When Miller Springs, Azcon and other nearby industries closed, people left, and more properties turned into rentals, resulting in a decline in upkeep, Domian said
“Now,” Ms. Gatto said, “people are taking care of the fronts of their stores and houses again.”
As Sharpsburg picks up, people wonder, will it finally shake the reputation it has suffered at least since its students first showed up at Fox Chapel Area High School in 1970.
“The first year of the merger, my first day, there was a fight,” Domian said. “The principal assumed it was started by, quote, that scum from Sharpsburg. They called us river rats.”
“I think the attitude is still there,” Ms.

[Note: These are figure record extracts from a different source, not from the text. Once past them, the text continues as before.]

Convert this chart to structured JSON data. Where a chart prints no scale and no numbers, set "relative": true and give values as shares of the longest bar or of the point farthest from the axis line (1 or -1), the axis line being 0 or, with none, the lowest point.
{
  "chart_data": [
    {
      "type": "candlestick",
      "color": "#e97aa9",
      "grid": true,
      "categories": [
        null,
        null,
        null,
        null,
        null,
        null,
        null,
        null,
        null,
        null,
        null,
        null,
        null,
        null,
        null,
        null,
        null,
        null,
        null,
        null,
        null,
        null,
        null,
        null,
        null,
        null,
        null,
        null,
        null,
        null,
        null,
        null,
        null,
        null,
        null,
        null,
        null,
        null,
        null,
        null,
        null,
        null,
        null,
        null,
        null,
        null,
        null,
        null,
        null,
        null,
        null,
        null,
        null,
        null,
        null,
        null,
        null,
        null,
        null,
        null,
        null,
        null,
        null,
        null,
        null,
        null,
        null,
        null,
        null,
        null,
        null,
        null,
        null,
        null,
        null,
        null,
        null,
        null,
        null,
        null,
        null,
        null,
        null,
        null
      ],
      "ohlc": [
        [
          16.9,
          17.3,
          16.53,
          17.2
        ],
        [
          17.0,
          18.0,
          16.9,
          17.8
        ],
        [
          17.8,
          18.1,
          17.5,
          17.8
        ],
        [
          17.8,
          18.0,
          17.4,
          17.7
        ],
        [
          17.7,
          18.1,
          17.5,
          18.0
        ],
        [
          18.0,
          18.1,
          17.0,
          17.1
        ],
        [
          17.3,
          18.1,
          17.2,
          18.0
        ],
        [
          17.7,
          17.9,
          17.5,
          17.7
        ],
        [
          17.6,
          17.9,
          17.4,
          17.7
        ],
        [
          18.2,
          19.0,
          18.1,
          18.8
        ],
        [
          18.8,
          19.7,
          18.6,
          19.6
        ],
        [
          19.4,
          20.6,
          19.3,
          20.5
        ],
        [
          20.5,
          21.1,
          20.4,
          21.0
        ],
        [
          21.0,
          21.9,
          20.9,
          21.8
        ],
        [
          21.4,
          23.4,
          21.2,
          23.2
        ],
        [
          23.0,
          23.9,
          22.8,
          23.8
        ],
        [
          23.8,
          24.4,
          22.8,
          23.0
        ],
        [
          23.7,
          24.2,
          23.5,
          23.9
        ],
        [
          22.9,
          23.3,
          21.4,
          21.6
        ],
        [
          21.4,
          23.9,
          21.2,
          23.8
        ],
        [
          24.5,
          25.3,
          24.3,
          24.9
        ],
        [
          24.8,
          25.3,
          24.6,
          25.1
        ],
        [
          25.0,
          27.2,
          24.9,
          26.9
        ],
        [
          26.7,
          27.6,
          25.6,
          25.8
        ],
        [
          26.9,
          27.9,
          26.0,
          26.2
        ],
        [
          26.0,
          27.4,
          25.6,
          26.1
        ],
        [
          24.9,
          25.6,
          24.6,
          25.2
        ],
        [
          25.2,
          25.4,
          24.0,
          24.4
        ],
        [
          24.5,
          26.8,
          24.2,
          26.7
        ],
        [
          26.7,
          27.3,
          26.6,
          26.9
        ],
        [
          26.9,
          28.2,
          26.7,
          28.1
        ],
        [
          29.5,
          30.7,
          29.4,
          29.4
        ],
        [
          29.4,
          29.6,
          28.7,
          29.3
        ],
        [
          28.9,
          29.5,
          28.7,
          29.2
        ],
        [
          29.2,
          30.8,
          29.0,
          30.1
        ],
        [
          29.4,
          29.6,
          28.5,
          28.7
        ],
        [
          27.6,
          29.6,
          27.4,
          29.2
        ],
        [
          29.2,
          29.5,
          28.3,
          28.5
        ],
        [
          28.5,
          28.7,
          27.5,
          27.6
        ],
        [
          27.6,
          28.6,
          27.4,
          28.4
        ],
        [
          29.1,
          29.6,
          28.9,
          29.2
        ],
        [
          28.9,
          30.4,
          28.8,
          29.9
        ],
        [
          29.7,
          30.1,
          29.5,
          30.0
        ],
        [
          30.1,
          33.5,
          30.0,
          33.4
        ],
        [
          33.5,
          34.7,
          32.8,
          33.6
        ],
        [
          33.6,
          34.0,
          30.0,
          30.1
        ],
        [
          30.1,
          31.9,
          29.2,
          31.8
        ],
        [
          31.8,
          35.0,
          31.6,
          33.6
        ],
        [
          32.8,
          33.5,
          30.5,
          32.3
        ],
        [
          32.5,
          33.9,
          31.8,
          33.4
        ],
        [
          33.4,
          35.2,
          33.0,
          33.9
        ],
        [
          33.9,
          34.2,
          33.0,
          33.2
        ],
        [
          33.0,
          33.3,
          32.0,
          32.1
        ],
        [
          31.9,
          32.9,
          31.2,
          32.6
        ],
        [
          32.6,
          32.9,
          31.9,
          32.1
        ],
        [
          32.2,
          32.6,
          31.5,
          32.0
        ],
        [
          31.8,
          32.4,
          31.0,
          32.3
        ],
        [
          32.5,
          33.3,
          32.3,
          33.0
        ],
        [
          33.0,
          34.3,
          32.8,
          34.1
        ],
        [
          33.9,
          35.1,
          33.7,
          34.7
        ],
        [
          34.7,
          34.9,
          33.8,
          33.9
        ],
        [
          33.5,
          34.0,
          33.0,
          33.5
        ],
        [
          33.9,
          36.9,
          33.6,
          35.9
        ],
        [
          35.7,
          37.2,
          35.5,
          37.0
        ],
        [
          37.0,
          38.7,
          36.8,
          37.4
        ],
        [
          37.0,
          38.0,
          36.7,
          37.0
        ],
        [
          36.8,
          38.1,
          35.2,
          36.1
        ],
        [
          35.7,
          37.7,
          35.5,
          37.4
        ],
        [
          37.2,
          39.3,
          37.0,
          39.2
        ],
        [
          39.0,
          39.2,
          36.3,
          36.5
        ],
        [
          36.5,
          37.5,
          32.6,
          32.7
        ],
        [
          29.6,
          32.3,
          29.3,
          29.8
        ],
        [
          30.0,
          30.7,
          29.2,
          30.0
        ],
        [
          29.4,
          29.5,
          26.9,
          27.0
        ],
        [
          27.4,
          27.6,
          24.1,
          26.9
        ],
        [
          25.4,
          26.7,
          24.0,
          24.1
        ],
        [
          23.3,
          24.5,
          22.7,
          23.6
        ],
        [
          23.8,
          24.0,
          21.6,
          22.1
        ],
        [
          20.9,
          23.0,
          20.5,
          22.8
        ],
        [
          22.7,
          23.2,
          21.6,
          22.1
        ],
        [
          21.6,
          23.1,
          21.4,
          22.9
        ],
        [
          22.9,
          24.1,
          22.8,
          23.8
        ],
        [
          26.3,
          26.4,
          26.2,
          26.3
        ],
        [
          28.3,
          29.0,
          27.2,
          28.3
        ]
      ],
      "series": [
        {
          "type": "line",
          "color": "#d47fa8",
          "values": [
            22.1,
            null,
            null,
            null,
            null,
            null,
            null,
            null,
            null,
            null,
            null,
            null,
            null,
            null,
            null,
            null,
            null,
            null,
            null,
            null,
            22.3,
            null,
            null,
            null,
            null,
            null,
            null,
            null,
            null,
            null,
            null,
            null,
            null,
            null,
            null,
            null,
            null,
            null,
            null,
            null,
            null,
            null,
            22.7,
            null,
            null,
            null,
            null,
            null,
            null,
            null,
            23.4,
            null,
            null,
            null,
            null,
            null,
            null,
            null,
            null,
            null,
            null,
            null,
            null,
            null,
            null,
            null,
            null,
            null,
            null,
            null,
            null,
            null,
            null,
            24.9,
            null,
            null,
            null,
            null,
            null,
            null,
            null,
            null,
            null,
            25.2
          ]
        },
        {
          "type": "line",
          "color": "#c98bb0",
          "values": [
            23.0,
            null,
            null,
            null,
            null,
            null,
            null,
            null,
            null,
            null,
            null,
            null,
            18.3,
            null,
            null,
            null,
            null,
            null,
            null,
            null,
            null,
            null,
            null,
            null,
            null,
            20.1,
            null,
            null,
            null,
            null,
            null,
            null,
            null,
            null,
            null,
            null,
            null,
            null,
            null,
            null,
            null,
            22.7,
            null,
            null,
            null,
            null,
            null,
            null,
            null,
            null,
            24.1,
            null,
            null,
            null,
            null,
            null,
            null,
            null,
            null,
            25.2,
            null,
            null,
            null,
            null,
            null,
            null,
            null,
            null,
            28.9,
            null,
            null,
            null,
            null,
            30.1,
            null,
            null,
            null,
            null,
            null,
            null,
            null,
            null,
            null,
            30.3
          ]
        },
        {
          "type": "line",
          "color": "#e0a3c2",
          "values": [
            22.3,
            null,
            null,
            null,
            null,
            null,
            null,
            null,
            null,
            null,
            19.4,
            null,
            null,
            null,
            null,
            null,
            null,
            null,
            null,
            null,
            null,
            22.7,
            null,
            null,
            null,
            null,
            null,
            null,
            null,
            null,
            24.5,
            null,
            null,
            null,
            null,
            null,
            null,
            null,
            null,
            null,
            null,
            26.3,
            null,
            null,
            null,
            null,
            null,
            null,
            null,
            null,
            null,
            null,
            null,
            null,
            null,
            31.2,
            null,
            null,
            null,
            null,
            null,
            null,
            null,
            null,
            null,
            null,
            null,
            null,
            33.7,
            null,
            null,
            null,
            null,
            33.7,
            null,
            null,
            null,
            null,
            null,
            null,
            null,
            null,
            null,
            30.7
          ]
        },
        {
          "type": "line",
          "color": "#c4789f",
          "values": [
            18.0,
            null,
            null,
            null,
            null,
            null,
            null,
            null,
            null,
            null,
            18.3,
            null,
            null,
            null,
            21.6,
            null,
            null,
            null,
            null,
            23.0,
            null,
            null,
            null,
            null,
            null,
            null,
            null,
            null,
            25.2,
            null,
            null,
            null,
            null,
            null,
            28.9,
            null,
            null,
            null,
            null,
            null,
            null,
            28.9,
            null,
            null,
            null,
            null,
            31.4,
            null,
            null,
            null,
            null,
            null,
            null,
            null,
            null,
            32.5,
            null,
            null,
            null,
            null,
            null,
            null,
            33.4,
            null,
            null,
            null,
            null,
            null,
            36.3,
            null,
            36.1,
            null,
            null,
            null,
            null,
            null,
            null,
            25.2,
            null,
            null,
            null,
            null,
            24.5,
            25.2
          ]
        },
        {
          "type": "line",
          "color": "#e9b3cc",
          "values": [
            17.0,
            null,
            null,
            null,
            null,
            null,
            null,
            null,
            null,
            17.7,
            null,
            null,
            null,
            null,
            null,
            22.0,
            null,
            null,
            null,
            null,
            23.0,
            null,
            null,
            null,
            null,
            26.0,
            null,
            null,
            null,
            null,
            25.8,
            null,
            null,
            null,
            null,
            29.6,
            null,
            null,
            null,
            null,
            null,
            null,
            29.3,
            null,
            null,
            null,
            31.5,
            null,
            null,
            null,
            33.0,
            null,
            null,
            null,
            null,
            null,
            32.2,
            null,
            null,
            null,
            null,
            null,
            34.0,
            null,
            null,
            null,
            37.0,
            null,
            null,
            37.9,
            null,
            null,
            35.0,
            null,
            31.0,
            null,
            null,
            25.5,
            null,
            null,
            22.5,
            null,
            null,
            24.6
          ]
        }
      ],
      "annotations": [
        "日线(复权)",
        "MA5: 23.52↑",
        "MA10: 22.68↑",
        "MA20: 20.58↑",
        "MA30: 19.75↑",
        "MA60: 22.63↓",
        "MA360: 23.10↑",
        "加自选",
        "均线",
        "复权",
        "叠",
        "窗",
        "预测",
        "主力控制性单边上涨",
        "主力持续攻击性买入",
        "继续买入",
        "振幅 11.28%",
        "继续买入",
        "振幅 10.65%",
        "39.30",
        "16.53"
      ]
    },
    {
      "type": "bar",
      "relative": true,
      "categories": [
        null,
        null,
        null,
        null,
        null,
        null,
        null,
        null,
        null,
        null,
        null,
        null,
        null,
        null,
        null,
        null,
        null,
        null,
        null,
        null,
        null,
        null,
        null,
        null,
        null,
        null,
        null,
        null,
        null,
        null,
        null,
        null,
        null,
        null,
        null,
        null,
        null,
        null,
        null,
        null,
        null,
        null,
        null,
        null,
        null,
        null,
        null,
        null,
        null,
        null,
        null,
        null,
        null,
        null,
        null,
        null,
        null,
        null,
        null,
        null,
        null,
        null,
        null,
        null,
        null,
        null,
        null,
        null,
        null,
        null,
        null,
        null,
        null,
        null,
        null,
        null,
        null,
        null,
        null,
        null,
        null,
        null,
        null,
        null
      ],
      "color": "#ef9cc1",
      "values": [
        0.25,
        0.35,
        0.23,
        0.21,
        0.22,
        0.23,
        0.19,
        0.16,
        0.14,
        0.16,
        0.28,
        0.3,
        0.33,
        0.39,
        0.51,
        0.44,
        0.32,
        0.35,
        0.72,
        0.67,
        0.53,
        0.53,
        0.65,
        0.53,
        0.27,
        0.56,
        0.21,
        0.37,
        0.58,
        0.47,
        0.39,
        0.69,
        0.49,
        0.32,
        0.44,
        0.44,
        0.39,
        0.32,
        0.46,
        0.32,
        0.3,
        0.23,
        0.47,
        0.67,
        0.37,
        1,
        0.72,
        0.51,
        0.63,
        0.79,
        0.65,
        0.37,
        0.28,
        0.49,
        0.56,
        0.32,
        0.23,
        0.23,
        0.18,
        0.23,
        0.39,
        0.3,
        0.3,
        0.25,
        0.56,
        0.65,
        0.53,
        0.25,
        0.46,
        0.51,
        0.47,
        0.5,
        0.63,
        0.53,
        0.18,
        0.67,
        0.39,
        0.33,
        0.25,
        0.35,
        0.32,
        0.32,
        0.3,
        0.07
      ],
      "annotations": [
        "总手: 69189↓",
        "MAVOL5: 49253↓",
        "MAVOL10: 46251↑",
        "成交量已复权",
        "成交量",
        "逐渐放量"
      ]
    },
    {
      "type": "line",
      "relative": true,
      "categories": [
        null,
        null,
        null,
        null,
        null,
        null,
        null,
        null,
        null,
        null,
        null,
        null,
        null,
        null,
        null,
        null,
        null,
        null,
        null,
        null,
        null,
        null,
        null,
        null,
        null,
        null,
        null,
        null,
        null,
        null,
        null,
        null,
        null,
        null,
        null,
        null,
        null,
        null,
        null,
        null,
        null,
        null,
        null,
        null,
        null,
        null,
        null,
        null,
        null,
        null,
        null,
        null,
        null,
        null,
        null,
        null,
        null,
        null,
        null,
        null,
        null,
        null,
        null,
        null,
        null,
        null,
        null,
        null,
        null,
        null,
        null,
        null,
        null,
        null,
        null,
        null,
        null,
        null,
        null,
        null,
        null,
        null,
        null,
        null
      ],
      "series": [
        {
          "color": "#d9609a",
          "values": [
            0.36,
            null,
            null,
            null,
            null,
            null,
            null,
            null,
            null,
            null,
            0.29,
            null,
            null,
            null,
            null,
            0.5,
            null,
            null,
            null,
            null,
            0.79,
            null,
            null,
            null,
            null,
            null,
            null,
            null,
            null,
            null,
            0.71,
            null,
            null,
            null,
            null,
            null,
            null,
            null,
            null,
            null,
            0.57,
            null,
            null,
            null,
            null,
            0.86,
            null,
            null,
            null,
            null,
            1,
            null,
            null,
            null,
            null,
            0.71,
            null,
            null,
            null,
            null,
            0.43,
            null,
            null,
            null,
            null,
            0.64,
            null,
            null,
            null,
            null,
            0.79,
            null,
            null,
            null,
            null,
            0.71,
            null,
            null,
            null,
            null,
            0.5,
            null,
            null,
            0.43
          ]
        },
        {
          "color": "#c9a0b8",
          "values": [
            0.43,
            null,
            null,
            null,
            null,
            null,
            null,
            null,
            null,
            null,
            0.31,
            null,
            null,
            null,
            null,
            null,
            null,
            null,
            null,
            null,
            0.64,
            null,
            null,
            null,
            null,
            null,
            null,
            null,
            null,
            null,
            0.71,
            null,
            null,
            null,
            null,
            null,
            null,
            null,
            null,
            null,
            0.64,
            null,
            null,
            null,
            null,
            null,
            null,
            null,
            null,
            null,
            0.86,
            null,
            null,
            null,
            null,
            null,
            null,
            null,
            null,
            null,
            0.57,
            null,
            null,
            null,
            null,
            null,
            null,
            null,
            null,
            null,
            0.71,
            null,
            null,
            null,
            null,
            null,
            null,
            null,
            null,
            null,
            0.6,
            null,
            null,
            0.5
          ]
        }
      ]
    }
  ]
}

Gatto said.
“It gets better over time,” said her husband, always Sunny. “It’ll change.”
If an upside of Sharpsburg rising is that someday, its kids won’t be called river rats, a downside is that no one will remember the nicknames.
Before donning his porkpie hat and getting up from lunch at Brother Tom’s, Smith tossed one out for old time’s sake: “Egghead. He used to own the pool hall.”
Given there was a Half-ear and a Bear Hands, one wonders, was he called that for the shape of his head?
“No, I think because he was smart,” Mr. Smith said. “He was an interesting character. But we still have a bunch of interesting characters.”